Superior Tribunal de Justiça

Acórdão

Relator(a)
Ministro Francisco Falcão
Órgão julgador
Segunda Turma
Data do julgamento
18/05/2021
Data de publicação
24/05/2021

STJ – Acórdão, Rel. Ministro Francisco Falcão, Segunda Turma, j. 18/05/2021, p. 24/05/2021

Ementa

ADMINISTRATIVO. AÇÃO CIVIL PÚBLICA AMBIENTAL. IMÓVEL SITUADO EM ÁREA DE PRESERVAÇÃO PERMANENTE. REGRAS AMBIENTAIS NÃO OBSERVADAS. EDIFICAÇÕES. DEMOLIÇÃO. FATO CONSUMADO AFASTADO. PRESERVAÇÃO IN NATURA. NECESSIDADE. PRECEDENTES. ALEGAÇÕES DE VÍCIOS NO ACÓRDÃO. INEXISTENTES. I - Na origem, o Ministério Público do Estado do Rio Grande do Sul ajuizou ação civil pública ambiental contra Saffira - Sociedade dos Amigos da Fauna e da Flora de Iraí, com o objetivo de compelir a ré na obrigação de não fazer obras, em continuidade às já existentes, em imóvel situado em Área de Preservação Permanente - APP, onde não teriam sido devidamente observadas as regras ambientais pertinentes, bem como a demolir as edificações feitas na referida área, com a obrigação de reparar os danos já causados. II - Na sentença, julgaram-se parcialmente procedentes os pedidos para condenar a ré à demolição das edificações irregulares e dar oportunidade à parte ré da recuperação alternativa do meio ambiente, a fim de afastar a demolição das construções localizadas nas margens do Rio Uruguai.

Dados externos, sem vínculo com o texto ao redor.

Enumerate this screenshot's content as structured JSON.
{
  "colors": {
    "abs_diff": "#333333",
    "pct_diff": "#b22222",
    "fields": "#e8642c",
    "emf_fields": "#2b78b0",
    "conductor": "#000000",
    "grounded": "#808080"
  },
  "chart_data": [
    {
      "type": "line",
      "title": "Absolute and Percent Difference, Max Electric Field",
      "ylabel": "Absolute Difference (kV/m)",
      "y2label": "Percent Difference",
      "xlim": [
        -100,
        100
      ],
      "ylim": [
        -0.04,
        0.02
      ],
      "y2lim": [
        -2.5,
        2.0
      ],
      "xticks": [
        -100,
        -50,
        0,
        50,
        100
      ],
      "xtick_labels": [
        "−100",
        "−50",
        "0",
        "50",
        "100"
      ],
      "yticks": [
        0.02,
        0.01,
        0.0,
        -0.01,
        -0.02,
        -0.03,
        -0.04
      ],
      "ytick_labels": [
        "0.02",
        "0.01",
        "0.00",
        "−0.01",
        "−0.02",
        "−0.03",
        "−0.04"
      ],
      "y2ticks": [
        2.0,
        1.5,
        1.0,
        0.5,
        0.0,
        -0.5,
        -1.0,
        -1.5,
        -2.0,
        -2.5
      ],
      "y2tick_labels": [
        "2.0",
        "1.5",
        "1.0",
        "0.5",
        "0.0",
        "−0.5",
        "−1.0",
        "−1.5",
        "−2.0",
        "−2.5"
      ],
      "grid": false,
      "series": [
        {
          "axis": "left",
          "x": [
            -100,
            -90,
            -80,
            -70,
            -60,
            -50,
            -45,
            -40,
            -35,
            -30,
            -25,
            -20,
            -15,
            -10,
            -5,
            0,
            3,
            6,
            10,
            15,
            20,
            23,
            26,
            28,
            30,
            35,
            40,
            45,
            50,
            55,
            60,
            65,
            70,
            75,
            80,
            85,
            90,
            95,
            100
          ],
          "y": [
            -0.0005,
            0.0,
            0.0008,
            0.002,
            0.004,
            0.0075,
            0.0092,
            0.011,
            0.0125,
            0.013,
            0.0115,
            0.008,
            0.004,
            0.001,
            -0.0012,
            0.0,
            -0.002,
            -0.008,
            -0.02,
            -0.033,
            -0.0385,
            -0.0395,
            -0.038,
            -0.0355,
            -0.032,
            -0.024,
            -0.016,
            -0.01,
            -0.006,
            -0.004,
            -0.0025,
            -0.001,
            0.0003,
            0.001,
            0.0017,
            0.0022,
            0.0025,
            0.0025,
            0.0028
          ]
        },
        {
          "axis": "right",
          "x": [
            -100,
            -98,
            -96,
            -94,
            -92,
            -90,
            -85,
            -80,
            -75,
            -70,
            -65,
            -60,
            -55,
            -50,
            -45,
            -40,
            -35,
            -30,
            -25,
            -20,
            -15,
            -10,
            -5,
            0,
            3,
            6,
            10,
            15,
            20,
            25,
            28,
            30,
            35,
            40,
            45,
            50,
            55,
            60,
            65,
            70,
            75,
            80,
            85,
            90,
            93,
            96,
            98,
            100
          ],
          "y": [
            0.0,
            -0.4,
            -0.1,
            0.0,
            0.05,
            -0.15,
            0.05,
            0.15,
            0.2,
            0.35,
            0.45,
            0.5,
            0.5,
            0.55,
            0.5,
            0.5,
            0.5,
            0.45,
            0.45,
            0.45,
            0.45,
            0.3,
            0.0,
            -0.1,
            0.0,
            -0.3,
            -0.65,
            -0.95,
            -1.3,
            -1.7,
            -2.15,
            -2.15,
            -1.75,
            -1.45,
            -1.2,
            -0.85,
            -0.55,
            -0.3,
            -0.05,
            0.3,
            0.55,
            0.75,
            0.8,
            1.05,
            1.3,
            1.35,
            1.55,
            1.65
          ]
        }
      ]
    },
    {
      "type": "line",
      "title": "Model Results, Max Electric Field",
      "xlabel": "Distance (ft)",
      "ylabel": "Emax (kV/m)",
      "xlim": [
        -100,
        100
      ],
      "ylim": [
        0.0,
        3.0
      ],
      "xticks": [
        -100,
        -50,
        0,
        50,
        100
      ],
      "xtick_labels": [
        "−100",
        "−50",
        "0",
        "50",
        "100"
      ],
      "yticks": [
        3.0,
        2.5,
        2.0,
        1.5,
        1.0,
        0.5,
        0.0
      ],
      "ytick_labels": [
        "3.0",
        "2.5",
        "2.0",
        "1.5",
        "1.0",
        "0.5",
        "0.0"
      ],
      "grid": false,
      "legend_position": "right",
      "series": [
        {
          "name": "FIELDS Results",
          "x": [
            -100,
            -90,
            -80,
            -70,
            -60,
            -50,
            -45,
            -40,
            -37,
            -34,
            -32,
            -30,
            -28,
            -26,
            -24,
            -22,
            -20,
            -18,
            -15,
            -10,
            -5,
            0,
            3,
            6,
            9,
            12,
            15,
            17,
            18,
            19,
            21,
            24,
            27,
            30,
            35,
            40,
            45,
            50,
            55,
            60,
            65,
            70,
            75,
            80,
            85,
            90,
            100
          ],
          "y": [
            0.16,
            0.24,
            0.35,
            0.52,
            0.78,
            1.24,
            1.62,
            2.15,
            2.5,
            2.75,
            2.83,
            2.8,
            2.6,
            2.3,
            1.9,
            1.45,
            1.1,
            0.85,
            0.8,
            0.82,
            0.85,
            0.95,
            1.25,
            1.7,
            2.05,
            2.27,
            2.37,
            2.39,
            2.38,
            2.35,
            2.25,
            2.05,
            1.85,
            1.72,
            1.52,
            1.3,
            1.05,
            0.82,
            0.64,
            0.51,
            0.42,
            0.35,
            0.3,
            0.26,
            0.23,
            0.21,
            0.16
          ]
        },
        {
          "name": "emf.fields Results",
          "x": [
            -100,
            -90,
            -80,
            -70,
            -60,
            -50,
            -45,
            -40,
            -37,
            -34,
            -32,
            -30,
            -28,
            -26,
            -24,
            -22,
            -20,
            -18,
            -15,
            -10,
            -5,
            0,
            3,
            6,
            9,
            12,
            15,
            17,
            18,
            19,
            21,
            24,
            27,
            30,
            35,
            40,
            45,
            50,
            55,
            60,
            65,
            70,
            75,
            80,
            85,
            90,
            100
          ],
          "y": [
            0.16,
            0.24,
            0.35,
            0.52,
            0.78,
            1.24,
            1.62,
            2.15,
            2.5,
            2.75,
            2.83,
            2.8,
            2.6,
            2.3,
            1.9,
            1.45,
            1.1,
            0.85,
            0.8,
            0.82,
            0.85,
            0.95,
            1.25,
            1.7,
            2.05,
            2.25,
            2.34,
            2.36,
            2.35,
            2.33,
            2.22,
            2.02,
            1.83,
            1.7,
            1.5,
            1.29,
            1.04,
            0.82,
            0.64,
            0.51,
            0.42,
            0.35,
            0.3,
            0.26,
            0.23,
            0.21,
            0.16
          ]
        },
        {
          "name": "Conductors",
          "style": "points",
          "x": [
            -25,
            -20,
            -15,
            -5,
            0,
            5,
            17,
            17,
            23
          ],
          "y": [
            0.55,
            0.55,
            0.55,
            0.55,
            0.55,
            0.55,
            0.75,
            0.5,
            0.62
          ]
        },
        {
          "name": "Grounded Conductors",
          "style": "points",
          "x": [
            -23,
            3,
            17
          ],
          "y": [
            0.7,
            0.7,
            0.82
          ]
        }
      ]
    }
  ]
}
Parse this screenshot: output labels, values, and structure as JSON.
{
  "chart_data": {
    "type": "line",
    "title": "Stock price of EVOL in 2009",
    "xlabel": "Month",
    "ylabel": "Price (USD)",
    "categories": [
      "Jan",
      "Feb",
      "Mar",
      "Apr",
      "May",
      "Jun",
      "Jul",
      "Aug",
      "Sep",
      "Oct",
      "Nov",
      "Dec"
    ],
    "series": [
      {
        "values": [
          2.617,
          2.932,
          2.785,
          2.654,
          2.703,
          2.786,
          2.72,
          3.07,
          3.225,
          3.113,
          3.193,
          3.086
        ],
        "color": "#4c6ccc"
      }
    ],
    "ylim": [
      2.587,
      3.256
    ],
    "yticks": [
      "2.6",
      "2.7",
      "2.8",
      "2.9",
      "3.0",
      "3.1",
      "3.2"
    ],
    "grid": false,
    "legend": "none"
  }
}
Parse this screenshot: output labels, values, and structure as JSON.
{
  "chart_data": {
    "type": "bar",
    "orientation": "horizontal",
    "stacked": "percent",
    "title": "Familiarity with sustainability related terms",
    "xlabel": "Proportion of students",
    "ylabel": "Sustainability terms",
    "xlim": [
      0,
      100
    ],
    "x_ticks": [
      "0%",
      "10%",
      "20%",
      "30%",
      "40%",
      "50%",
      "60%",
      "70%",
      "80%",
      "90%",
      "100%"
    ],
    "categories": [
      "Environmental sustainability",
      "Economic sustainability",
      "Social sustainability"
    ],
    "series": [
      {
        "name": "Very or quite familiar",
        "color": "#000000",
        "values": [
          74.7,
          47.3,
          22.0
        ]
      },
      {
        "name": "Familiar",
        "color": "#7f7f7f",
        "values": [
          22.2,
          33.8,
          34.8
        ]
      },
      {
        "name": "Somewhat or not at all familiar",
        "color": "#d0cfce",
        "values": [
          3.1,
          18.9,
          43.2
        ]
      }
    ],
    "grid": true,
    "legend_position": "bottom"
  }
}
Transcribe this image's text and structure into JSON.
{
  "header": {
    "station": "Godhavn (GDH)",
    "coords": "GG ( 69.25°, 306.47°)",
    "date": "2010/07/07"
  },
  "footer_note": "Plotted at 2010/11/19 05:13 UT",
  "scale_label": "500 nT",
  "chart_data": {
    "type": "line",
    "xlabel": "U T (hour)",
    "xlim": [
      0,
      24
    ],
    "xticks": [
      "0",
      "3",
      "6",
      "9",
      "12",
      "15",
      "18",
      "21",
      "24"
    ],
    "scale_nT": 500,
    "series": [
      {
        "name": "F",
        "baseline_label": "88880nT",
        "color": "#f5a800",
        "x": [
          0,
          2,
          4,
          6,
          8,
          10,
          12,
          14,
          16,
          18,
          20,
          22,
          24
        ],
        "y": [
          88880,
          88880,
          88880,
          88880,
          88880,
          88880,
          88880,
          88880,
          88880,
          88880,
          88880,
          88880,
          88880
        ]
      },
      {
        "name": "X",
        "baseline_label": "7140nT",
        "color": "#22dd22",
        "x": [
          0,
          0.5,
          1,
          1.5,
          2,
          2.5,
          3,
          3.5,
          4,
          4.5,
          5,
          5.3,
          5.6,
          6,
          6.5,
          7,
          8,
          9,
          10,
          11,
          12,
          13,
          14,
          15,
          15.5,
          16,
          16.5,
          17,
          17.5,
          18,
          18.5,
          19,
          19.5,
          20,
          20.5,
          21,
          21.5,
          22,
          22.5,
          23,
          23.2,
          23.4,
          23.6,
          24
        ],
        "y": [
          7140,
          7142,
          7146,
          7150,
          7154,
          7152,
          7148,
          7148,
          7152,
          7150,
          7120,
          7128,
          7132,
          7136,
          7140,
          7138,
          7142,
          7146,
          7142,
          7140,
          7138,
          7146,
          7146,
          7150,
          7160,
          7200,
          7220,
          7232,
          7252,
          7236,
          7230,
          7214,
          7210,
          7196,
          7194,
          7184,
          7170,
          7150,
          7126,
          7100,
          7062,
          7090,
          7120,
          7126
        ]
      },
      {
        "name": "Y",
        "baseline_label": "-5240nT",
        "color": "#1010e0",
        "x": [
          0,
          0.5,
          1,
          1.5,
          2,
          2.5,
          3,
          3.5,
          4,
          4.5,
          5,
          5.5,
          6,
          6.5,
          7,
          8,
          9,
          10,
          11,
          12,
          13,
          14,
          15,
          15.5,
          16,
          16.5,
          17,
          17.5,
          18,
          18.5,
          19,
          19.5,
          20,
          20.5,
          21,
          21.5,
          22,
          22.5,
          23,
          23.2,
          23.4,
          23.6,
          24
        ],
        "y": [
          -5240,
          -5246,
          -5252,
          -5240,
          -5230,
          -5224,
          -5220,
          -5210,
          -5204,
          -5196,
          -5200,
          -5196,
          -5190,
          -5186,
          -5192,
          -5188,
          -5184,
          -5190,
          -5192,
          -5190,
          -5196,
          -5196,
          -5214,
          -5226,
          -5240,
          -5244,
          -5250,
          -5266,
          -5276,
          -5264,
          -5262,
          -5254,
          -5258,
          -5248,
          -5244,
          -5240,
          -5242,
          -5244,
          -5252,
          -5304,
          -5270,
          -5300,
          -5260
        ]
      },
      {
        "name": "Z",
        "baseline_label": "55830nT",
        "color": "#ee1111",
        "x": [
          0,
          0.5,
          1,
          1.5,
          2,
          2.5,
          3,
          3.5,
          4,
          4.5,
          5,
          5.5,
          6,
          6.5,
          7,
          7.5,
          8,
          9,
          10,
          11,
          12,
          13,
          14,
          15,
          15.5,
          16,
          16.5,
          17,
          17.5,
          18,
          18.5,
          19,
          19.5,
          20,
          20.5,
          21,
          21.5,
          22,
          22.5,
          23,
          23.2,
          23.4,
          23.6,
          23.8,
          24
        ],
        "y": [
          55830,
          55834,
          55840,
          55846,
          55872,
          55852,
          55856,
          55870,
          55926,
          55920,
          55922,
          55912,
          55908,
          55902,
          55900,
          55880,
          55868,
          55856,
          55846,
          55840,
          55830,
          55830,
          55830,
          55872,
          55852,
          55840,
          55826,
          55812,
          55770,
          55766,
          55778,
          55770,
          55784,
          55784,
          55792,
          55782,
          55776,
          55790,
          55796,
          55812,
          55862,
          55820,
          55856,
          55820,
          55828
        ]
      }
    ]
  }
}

No Tribunal a quo, a sentença foi mantida. Nesta Corte, deu-se provimento ao recurso especial, no sentido de ampliar os efeitos da decisão ordinária, condenando a Sociedade ré na demolição, também, de todas as casas, inclusive as mais antigas, aquelas que foram "preservadas" pelo decisum atacado. III - Opostos embargos de declaração, aponta a parte embargante erro material no acórdão embargado, consistente na ausência de intimação do patrono para a sessão de julgamento que foi adiada. Não há vício no acórdão. IV - Esta Corte Superior firmou o entendimento no sentido de que não se faz necessária nova publicação nos casos de adiamento de processo de pauta, desde que o novo julgamento ocorra em tempo razoável, tal como ocorreu na espécie, onde o recurso foi incluído para julgamento na primeira sessão seguinte (10/12/2019) a do adiamento (5/12/2019), atendendo assim ao disposto no art. 935 do CPC/2015. Nesse sentindo, confiram-se os seguintes precedentes: (AgInt no AREsp n. 891.141 / MS, Rel. Ministro Marco Buzzi, Quarta Turma, julgado em 4/11/2019, DJe 11/11/2019 e EDcl no REsp n. 1.220.251/MA, Rel. Ministro Ricardo Villas Bôas Cueva, Terceira Turma, julgado em 2/8/2012, DJe 8/8/2012). V - Embargos de declaração rejeitados. (EDcl no REsp n. 1.638.798/RS, relator Ministro Francisco Falcão, Segunda Turma, julgado em 18/5/2021, DJe de 24/5/2021.)